Introduction
Within this article we will look at some of the issues around the native (i.e no SR-IOV, DPDK etc) Linux datapath when moving a packet through a system, from NIC to a virtual instance. We will do so by tracing the path of a packet through the system.
Our example will be based on a system using Linux Bridge as the vswitch. The hypervisor and Linux Bridge runs within kernel mode, with the virtual machine running within user mode.
Figure 1 - Standard data path.
Lets begin ...
NIC to Linux Bridge
A frame is received by the NIC. It is moved directly into pre-allocated RX system memory buffers via DMA (Direct Memory Access). The NIC issues an interrupt request to the CPU, requesting the frame is moved from the RX memory buffer into the kernel stack. This is performed by the kernel driver.
Unfortunately hardware interrupts -- in terms of CPU usage -- are expensive ; they alert the CPU to a high-priority condition requiring the processor to suspend what it is currently doing, saving its state, and then initializing an interrupt handler to deal with the event.
Once the frame is within the kernel, it is processed through the network stack up to the Linux Bridge. However, the kernel network stack is inherently slow. It has to deal with a number of functions and protocols, from ARP to VXLAN, and it has to do it all securely.[1]

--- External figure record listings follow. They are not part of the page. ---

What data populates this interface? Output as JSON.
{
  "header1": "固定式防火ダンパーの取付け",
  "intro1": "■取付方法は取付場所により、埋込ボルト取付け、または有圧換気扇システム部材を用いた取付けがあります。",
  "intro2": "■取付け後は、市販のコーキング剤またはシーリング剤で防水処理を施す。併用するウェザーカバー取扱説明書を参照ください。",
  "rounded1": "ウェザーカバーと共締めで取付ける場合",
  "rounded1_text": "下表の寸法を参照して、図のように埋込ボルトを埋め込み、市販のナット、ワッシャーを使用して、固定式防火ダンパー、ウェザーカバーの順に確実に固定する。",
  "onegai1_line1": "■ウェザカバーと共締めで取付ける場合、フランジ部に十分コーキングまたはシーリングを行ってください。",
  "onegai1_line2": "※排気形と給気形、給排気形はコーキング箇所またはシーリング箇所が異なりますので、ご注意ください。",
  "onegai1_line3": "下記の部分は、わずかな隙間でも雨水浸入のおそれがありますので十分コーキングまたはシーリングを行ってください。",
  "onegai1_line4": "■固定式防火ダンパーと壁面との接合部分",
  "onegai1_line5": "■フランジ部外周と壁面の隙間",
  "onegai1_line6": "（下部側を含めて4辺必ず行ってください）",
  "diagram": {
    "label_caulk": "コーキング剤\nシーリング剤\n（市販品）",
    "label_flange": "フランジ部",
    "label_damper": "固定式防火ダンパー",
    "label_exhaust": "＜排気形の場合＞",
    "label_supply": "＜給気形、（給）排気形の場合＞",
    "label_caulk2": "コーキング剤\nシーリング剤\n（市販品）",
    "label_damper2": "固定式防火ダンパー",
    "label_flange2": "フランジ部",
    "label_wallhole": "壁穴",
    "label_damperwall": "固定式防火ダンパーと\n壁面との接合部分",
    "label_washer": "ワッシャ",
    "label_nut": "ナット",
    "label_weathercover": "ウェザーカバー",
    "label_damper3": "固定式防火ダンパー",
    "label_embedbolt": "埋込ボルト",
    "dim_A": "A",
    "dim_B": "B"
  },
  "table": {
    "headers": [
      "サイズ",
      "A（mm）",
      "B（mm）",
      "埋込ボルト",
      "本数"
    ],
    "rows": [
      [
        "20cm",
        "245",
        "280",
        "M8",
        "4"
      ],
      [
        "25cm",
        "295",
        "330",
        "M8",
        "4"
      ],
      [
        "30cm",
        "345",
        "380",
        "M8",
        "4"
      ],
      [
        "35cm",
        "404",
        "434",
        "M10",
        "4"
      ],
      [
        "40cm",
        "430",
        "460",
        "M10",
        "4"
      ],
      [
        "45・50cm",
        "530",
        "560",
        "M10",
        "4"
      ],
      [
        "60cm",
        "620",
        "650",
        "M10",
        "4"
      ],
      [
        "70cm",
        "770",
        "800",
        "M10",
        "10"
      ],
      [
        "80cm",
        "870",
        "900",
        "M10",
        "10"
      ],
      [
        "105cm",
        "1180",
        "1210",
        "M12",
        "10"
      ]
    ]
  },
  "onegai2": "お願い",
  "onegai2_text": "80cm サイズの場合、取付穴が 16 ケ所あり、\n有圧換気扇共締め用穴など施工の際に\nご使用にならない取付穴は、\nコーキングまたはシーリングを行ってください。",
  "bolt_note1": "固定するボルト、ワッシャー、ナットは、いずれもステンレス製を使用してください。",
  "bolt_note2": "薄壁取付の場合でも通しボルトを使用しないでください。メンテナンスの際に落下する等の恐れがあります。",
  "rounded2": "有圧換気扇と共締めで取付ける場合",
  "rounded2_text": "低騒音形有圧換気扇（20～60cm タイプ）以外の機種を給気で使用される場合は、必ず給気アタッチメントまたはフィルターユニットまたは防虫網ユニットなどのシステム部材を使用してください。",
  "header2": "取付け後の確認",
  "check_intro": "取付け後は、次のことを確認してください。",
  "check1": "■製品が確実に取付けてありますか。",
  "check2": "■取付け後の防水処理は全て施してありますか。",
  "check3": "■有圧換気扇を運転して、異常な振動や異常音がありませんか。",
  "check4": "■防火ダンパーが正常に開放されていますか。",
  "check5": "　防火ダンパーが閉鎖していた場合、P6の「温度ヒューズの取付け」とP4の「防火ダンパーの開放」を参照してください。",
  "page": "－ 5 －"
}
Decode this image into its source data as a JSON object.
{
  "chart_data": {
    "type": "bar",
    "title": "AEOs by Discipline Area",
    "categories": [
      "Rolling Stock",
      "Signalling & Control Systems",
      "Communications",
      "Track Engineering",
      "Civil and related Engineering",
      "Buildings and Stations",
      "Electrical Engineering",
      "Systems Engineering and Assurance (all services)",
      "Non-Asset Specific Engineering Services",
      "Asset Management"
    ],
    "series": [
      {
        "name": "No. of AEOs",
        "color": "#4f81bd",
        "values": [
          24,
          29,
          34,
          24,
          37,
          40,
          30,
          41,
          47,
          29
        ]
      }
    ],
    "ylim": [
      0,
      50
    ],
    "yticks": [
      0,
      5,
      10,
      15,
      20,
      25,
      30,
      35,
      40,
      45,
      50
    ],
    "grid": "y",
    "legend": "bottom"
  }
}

Linux Bridge to Virtual Instance
Once the frame has been received by the Linux bridge, and the necessary operations performed in order to determine that the packet is destined for our virtual machine, the kernel performs a system call.
The system call initiates a context switch. This switches the CPU to operate in a different address space. This allows our virtual instance, which is running within userspace, to 'context switch' to kernel space and retrieve the frame before returning to userspace so that it can further process the frame. Of course, this is hugely inefficient - in order to retrieve the pack, the virtual instance has to stop what it is doing for each IO request, not to mention the cost /overhead involved to perform the actual copying of data (/frame) between the two different address spaces.
Even though this flow has been hugely simplified, it highlights the following:
moving a frame through the kernel data-path and between system memory spaces is computationally expensive.
Conclusion
As you can see, out of the box the Linux network stack has various short comings when it comes to effiently passing the traffic from the NIC to userspace.
This is, of course, asabated when high work traffic workloads are introduced, in the case of NFV.
However, there are a range of technologies that address these issues. Ranging from kernel bypassing (DPDK), direct passthroughs (SRIOV) to memory/CPU optimizations (CPU Pinning, Huge Pages).
References
"Pushing the Limits of Kernel Networking - Red Hat Enterprise Linux Blog." 29 Sep. 2015, http://rhelblog.redhat.com/2015/09/29/pushing-the-limits-of-kernel-networking/. Accessed 22 Aug. 2017. ↩︎